2. The Ups And Downs Of Microservers In 2013
One of the biggest CPU wars to break out among chip makers was the race to provide low-powered chips to a nascent microserver market. AMD introduced two low-power quad-core Opteron server chips called X2150 and X1150, targeted at microservers. In October, Dell demonstrated a 64-bit ARM server based on a CPU from AppliedMicro. Hewlett-Packard stepped up its microserver game with a Moonshot cartridge based on Intel's 64-bit "Avoton" Atom processor.
The microserver battle also left some casualties.
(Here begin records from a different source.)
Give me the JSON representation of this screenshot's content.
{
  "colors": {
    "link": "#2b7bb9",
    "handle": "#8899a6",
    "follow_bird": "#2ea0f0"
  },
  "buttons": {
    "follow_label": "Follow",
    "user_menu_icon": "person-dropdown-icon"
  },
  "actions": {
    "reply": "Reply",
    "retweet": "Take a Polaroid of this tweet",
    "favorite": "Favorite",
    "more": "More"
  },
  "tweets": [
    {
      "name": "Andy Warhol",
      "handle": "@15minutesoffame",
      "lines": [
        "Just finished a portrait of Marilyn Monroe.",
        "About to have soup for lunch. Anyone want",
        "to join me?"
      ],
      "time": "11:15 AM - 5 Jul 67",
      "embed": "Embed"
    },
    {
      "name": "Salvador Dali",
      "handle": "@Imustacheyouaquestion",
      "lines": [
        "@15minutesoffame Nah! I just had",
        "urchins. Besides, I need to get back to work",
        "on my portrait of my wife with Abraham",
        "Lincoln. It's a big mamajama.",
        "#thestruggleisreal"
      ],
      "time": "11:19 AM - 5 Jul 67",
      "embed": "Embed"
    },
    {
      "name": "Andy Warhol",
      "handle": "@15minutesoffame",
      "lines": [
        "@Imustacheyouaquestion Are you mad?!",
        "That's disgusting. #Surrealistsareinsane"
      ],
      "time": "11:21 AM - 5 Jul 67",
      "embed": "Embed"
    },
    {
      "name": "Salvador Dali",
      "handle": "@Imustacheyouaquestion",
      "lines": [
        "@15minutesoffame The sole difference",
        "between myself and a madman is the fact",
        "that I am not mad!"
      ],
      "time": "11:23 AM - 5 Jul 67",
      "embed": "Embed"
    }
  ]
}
HP had to scrap its plans to offer a new 32-bit ARM processor from Calxeda, the EnergyCore ECX-2000, for its Moonshot server system when Calxeda abruptly shuttered in December after it ran out of funding.
1. Intel's Haswell x86 Microprocessors
Intel's Haswell fourth-generation processor with integrated "Iris" graphics delivered an extremely power-efficient CPU. The family of chips delivered eight threads running at 3.5GHz with the ability to scale to 3.9GHz. While the performance boost is impressive, the real breakthrough for Intel with its Haswell processor had less to do with huge performance gains and more to do with extending the battery life of a notebook to (in some cases) 10 hours.
Intel also upped its mobile game last year, announcing it would release new Atom chips, codenamed "Bay Trail," for tablets and hybrid notebooks in 2014 as it chases its stated goal of boosting mobile chip graphics performance by 15 times and processor performance by five times by 2016.